第7章

画雪 流亡贝壳 1610 字 2024-03-16

杜少审控制不住自己的身体,他看见自己伸手向丰雪的脚腕处抓去。

丰雪在哭。

“别碰我!别碰我!”他说。

“哥哥!哥哥!”

那脚腕细得易碎易折,丰因的声音从自己的喉咙中再次响起,“阿雪,告诉我,你为什么要亲近那个贱人?”

“永远和哥哥在一起不好吗?”

丰雪的身体被他扯回来,双手按在他的脖颈之下。

丰因在等他回来,要杀了他。

“我没有、我和傅柳姜什么都没有!”丰雪的嗓子好容易养好,惊惧之下又给叫坏了,用气声磕磕绊绊地辩解,显然吓得已经有些元神出窍。
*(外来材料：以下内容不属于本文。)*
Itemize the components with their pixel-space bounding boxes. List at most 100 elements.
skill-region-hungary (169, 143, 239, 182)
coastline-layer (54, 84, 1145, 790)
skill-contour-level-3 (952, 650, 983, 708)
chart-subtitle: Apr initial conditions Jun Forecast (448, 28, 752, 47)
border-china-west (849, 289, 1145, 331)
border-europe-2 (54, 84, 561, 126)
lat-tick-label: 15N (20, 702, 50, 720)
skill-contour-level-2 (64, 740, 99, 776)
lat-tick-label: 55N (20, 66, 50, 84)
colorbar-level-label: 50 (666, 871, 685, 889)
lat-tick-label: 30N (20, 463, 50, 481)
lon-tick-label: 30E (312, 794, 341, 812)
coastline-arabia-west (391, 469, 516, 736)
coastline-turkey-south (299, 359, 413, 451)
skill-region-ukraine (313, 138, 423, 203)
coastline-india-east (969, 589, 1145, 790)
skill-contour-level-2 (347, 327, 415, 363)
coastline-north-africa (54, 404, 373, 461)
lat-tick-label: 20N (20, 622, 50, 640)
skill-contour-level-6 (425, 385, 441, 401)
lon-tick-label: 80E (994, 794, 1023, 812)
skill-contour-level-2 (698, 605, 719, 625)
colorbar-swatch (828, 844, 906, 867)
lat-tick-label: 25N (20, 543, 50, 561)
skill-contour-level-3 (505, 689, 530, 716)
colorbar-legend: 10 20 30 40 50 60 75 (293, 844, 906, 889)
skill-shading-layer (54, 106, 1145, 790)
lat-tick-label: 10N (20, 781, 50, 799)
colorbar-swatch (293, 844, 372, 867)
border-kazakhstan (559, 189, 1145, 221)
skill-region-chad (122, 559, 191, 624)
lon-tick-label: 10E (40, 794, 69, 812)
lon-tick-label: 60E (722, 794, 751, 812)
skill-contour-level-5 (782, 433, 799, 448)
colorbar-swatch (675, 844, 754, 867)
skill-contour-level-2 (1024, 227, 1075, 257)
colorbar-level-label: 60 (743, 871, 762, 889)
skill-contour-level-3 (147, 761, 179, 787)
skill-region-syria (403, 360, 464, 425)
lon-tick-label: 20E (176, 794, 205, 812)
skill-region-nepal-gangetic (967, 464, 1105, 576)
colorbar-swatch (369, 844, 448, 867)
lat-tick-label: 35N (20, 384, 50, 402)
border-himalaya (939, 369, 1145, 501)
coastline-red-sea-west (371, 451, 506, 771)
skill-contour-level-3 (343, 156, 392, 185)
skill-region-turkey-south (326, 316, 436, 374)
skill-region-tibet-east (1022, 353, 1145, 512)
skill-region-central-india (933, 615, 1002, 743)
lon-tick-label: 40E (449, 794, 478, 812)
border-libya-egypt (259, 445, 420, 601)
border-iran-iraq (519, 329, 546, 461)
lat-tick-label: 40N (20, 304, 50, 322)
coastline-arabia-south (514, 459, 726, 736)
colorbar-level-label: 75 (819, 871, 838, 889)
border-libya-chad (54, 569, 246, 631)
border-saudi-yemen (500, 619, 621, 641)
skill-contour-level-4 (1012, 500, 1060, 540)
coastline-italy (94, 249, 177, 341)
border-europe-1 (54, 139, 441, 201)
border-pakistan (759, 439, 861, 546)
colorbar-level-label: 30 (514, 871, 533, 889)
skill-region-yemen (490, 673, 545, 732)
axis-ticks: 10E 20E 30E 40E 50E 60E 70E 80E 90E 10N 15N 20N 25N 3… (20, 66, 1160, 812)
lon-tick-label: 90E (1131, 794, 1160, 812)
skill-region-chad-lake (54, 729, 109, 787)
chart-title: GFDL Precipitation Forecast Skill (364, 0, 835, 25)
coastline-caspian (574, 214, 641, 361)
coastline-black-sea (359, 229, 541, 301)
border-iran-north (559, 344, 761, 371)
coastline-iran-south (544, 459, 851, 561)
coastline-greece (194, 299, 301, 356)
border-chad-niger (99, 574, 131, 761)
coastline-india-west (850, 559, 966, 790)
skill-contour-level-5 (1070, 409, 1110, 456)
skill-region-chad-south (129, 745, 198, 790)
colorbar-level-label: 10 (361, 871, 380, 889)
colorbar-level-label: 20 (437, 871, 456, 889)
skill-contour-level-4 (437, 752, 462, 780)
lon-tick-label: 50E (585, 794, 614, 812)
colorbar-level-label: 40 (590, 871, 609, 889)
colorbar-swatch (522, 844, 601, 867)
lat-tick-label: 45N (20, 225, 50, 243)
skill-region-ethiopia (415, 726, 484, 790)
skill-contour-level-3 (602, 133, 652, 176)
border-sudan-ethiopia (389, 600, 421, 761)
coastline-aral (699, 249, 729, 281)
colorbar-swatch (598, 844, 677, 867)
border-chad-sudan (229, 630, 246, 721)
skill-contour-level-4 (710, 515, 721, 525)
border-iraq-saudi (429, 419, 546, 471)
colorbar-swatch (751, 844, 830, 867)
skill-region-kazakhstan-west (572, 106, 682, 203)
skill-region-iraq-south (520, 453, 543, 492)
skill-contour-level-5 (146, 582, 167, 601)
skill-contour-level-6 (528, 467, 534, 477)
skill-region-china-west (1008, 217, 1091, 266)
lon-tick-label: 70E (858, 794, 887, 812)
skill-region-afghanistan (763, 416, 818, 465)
永远水汪汪的甜蜜的眼睛失了神,从前丰因把他拆碎过一次,他逃到天边去,假装无事发生地偷偷愈合。可还没等他长好,就又要被撕碎了。

为什么?哥哥为什么这么对他?

“哥哥、哥哥,疼…好疼…救我…救救我…呜…”无人可以呼救,一直以来,替他抵挡一切伤害的人就是丰因。丰因来伤害他,就像一个人的天塌了。

没救了。

这世界上的噩梦有很多种,丰因带给他的,是怎么都醒不过来的那一种。

杜少审急得发疯,眼睁睁看着自己的双手施力逐渐加重。鼻下与眼角温热,“滴答”、“滴答”,落在丰雪的下颌上两滴鲜血。他能感觉到自己的耳朵大概也在流血了,他在与一只名为“丰因”的恶鬼争夺身体的控制权。

“活着、你…斗不过…我…”

他的声音回来了。

“死了你也别想斗得过我!”

“哇”的一声吐了一口血,染红了丰雪的半边脸。力道卸了,无处不在的风声也戛然而止。丰因存在的痕迹转眼消失殆尽,杜少审大喘着气,疑心自己是做了一场荒唐可怖的梦。

抱起丰雪,终于离开了丰宅。

不过他此时并不知道,他带走的不仅仅是丰雪。

第14章 第五张:旧恨春江流不尽(上)

“嘶!”没留神又被茶碗烫了一下,杜少审有些恼火地把茶盏放回桌上,“这几天怎么回事?不是说了别上这么热的茶嚒?立夏、立夏,都夏天了,谁喝热茶?”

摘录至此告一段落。